Role of GFI1 in inflammation
We have used knockin mice harboring a P2A mutation in GFI1 coding region that renders it unable to bind LSD1 and associated histone modifying enzymes such as HDACs to investigate the consequences of the disruption of these complex. We observed that GFI1P2A mice die prematurely and show increased numbers of memory effector and regulatory T cells in the spleen accompanied by a severe systemic inflammation with high serum levels of IL-6, TNFa and IL-1b and overexpression of the gene encoding the cytokine Oncostatin M (OSM). We identified lung alveolar macrophages, CD8 T cell from the spleen and thymic eosinophils and monocytes as the sources of these cytokines in GFI1P2A mice. Impact: We demonstrate that histone modification by LSD1 that are facilitated by GFI1 are critical to control inflammatory pathways. Since LSD1 inhibitors are used in experimental anti-cancer therapies in clinical trials, our findings point to possible complications with these drugs (J. Immunol., 2021, in press).    

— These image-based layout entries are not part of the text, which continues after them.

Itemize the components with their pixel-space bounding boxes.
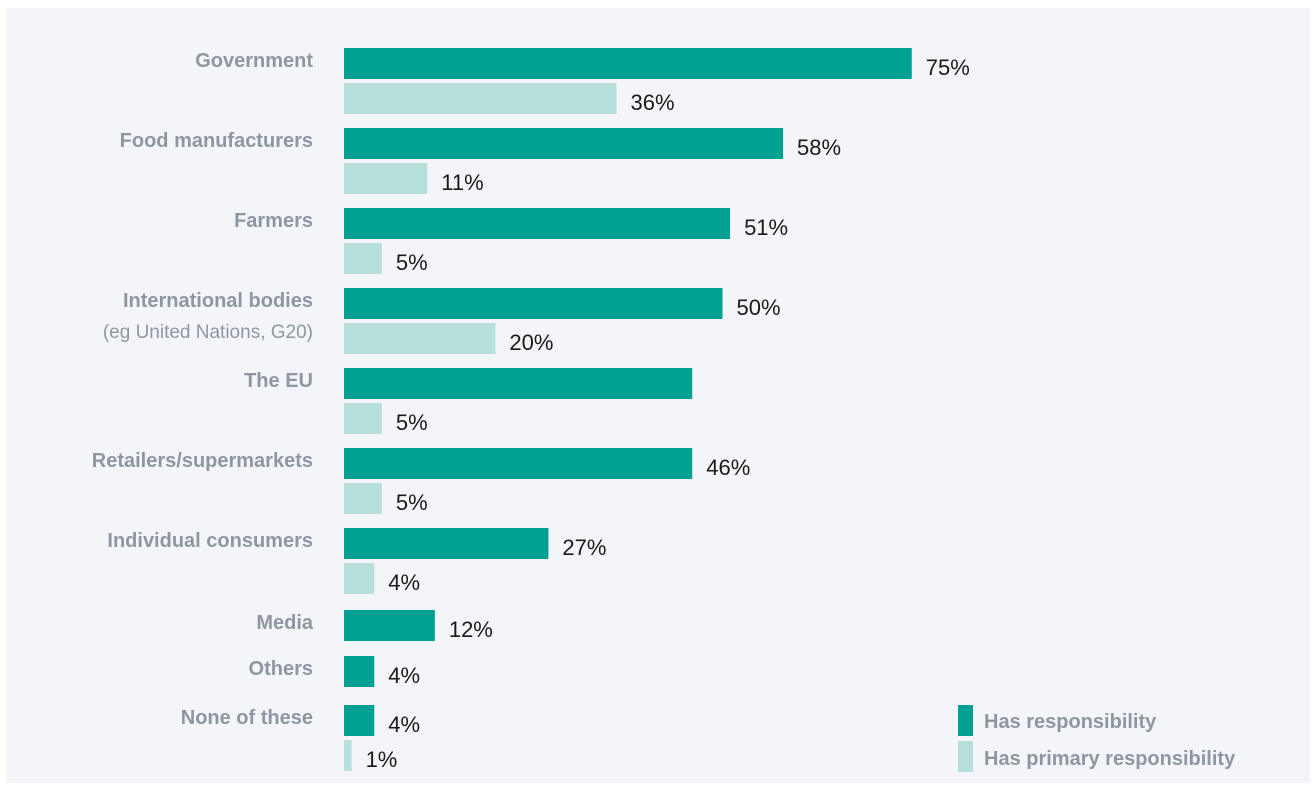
category-label-government: Government bbox=[195, 50, 313, 72]
category-label-media: Media bbox=[256, 612, 314, 634]
bar-individual-consumers-has-responsibility bbox=[344, 528, 549, 559]
value-label-none-of-these-has-responsibility: 4% bbox=[388, 712, 420, 737]
category-label-others: Others bbox=[249, 658, 313, 680]
legend-label-has-primary-responsibility: Has primary responsibility bbox=[984, 748, 1236, 770]
bar-farmers-has-primary-responsibility bbox=[344, 243, 382, 274]
bar-retailers-supermarkets-has-responsibility bbox=[344, 448, 693, 479]
bar-none-of-these-has-primary-responsibility bbox=[344, 740, 352, 771]
value-label-farmers-has-primary-responsibility: 5% bbox=[396, 250, 428, 275]
bar-others-has-responsibility bbox=[344, 656, 375, 687]
category-label-the-eu: The EU bbox=[244, 370, 313, 392]
bar-government-has-responsibility bbox=[344, 48, 912, 79]
bar-individual-consumers-has-primary-responsibility bbox=[344, 563, 375, 594]
legend: Has responsibility Has primary responsib… bbox=[958, 705, 1236, 772]
category-labels: Government Food manufacturers Farmers Inter… bbox=[92, 50, 314, 729]
bar-media-has-responsibility bbox=[344, 610, 435, 641]
category-label-farmers: Farmers bbox=[234, 210, 313, 232]
category-sublabel-international-bodies: (eg United Nations, G20) bbox=[103, 322, 313, 343]
value-labels: 75% 36% 58% 11% 51% 5% 50% 20% 5% 46% 5% 27% 4% 12% 4%… bbox=[366, 55, 970, 772]
value-label-retailers-supermarkets-has-responsibility: 46% bbox=[706, 455, 750, 480]
value-label-individual-consumers-has-responsibility: 27% bbox=[562, 535, 606, 560]
value-label-government-has-primary-responsibility: 36% bbox=[631, 90, 675, 115]
bar-international-bodies-has-responsibility bbox=[344, 288, 723, 319]
value-label-international-bodies-has-responsibility: 50% bbox=[737, 295, 781, 320]
responsibility-bar-chart: Government Food manufacturers Farmers Inter… bbox=[92, 48, 1236, 772]
legend-label-has-responsibility: Has responsibility bbox=[984, 711, 1157, 733]
value-label-food-manufacturers-has-responsibility: 58% bbox=[797, 135, 841, 160]
bar-retailers-supermarkets-has-primary-responsibility bbox=[344, 483, 382, 514]
bar-none-of-these-has-responsibility bbox=[344, 705, 375, 736]
value-label-none-of-these-has-primary-responsibility: 1% bbox=[366, 747, 398, 772]
category-label-international-bodies: International bodies bbox=[123, 290, 313, 312]
value-label-individual-consumers-has-primary-responsibility: 4% bbox=[388, 570, 420, 595]
bars bbox=[344, 48, 912, 771]
category-label-none-of-these: None of these bbox=[181, 707, 313, 729]
bar-farmers-has-responsibility bbox=[344, 208, 731, 239]
legend-swatch-has-primary-responsibility bbox=[958, 741, 973, 772]
category-label-individual-consumers: Individual consumers bbox=[107, 530, 313, 552]
bar-the-eu-has-responsibility bbox=[344, 368, 693, 399]
bar-international-bodies-has-primary-responsibility bbox=[344, 323, 496, 354]
legend-swatch-has-responsibility bbox=[958, 705, 973, 736]
value-label-others-has-responsibility: 4% bbox=[388, 663, 420, 688]
value-label-farmers-has-responsibility: 51% bbox=[744, 215, 788, 240]
category-label-retailers-supermarkets: Retailers/supermarkets bbox=[92, 450, 313, 472]
value-label-food-manufacturers-has-primary-responsibility: 11% bbox=[441, 170, 483, 195]
value-label-government-has-responsibility: 75% bbox=[926, 55, 970, 80]
value-label-international-bodies-has-primary-responsibility: 20% bbox=[509, 330, 553, 355]
value-label-the-eu-has-primary-responsibility: 5% bbox=[396, 410, 428, 435]
bar-government-has-primary-responsibility bbox=[344, 83, 617, 114]
category-label-food-manufacturers: Food manufacturers bbox=[120, 130, 313, 152]
value-label-retailers-supermarkets-has-primary-responsibility: 5% bbox=[396, 490, 428, 515]
bar-the-eu-has-primary-responsibility bbox=[344, 403, 382, 434]
value-label-media-has-responsibility: 12% bbox=[449, 617, 493, 642]
bar-food-manufacturers-has-primary-responsibility bbox=[344, 163, 428, 194]
chart-panel: Government Food manufacturers Farmers Inter… bbox=[6, 8, 1310, 783]
bar-food-manufacturers-has-responsibility bbox=[344, 128, 784, 159]
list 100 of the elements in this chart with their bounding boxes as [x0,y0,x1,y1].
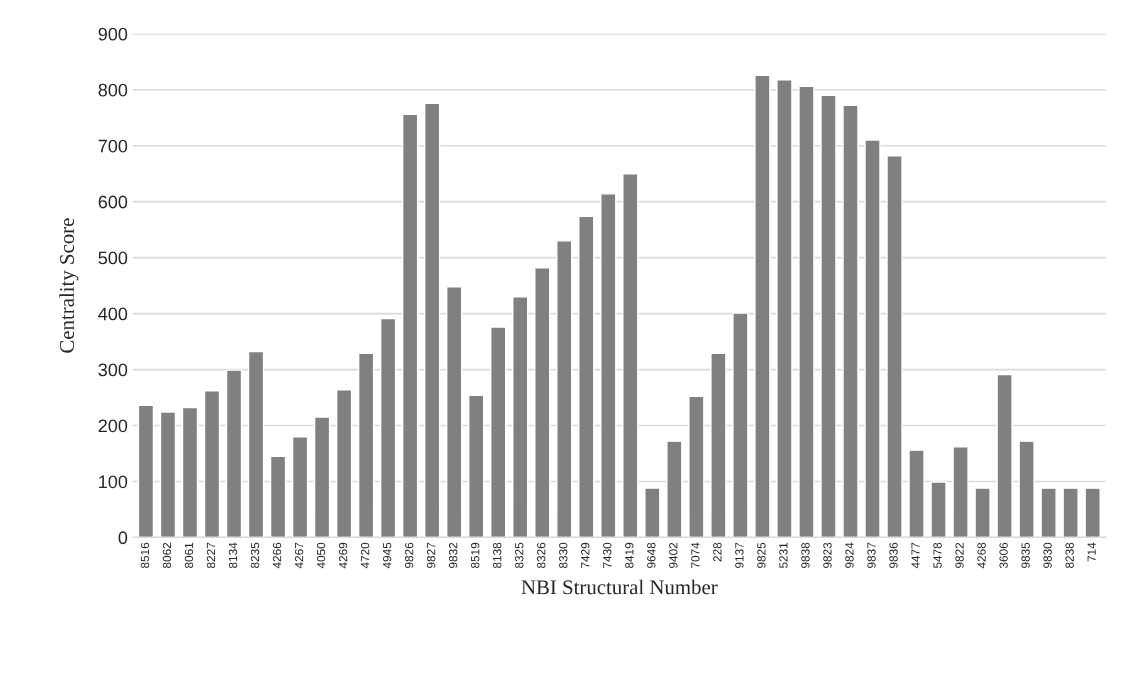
bar [666,440,683,538]
bar [379,317,397,538]
x-tick-label: 8134 [228,542,238,569]
x-tick-label: 8138 [493,542,502,569]
bar [137,404,155,538]
bar [401,113,419,538]
bar [732,312,749,538]
y-tick-label: 200 [98,419,128,433]
x-tick-label: 4477 [911,542,920,569]
bar [556,240,573,538]
x-tick-label: 9830 [1043,542,1052,568]
x-tick-label: 8519 [471,542,480,569]
bar [864,139,881,538]
x-tick-label: 4268 [977,542,986,569]
x-tick-label: 8235 [250,542,260,569]
x-tick-label: 9824 [845,542,854,568]
y-tick-label: 400 [98,307,128,321]
x-tick-label: 9836 [889,542,898,568]
x-tick-label: 9648 [647,542,656,568]
x-tick-label: 4266 [272,542,282,569]
bar [688,395,705,538]
bar [886,155,903,538]
y-tick-label: 600 [98,195,128,209]
bar [357,352,375,538]
bar [622,172,639,538]
x-tick-label: 8330 [559,542,568,569]
bar [952,446,969,538]
x-tick-label: 5478 [933,542,942,569]
x-tick-label: 9835 [1021,542,1030,568]
bar [247,350,265,538]
bar [490,326,507,538]
y-tick-label: 900 [98,27,128,41]
bar [446,286,463,538]
bar [1040,487,1057,538]
x-tick-label: 8061 [184,542,194,569]
x-tick-label: 8419 [625,542,634,569]
bar [335,388,353,538]
x-tick-label: 9826 [404,542,414,568]
x-tick-label: 8062 [162,542,172,569]
bar [159,411,177,538]
x-tick-label: 9838 [801,542,810,568]
x-tick-label: 9832 [449,542,458,568]
bar [754,74,771,538]
bar [996,373,1013,538]
bar [423,102,441,538]
x-tick-label: 9137 [735,542,744,568]
bar [930,481,947,538]
x-tick-label: 7430 [603,542,612,568]
bar [644,487,661,538]
x-tick-label: 228 [713,542,722,562]
bar [534,267,551,538]
x-tick-label: 8238 [1065,542,1074,569]
y-tick-label: 800 [98,83,128,97]
x-tick-label: 4945 [382,542,392,569]
bar [203,390,221,538]
x-tick-label: 4720 [360,542,370,569]
x-tick-label: 9823 [823,542,832,568]
bar [842,104,859,538]
x-tick-label: 4267 [294,542,304,569]
bar [798,85,815,538]
bar [710,352,727,538]
x-tick-label: 8326 [537,542,546,569]
y-tick-label: 100 [99,475,128,489]
y-tick-label: 700 [98,139,128,153]
bar [1062,487,1079,538]
bar [578,215,595,538]
x-tick-label: 8516 [140,542,150,569]
bar [269,455,287,538]
bar [908,449,925,538]
y-axis-title: Centrality Score [59,218,79,353]
bar [313,416,331,538]
bar [776,78,793,538]
x-tick-label: 7074 [691,542,700,568]
x-tick-label: 7429 [581,542,590,568]
y-tick-label: 0 [118,531,128,545]
bar [512,296,529,538]
x-tick-label: 4269 [338,542,348,569]
x-tick-label: 9402 [669,542,678,568]
bar [1018,440,1035,538]
y-tick-label: 300 [98,363,128,377]
bar [181,406,199,538]
x-tick-label: 714 [1087,542,1096,562]
bar [600,193,617,538]
x-tick-label: 8227 [206,542,216,569]
x-tick-label: 9827 [426,542,436,568]
bar [820,94,837,538]
x-tick-label: 4050 [316,542,326,569]
y-tick-label: 500 [98,251,128,265]
x-tick-label: 5231 [779,542,788,569]
bar [468,394,485,538]
x-tick-label: 9825 [757,542,766,568]
bar [225,369,243,538]
bar [291,436,309,538]
x-tick-label: 3606 [999,542,1008,569]
x-tick-label: 9837 [867,542,876,568]
bar [974,487,991,538]
x-tick-label: 9822 [955,542,964,568]
x-tick-label: 8325 [515,542,524,569]
x-axis-title: NBI Structural Number [521,579,718,595]
bar [1084,487,1101,538]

GFI1 as a component of the nucleosome remodeling and histone deacetylase (NuRD) complex
Using BioId and mass spectrometry techniques we showed that GFI1 interacts with the chromodomain helicase CHD4 and other components of the “Nucleosome remodeling and deacetylase” (NuRD) complex. In granulo-monocytic precursors, GFI1, CHD4 or GFI1/CHD4 complexes occupy sites of open chromatin enriched for histone marks associated with active transcription suggesting that GFI1 recruits the NuRD complex to target genes that are regulated by active or bivalent promoters and active enhancers. We demonstrate that GFI1/CHD4 complexes regulate chromatin openness and histone modifications differentially to enable regulation of target genes affecting the signaling pathways of the immune response or nucleosome organization or cellular metabolic processes. Impact: Our data suggest that GFI1 does not exclusively occupies sites of closed chromatin but may also take part in the regulation of poised enhancers and active promoters during the differentiation of early hematopoietic precursors (BioRXiv, 2021).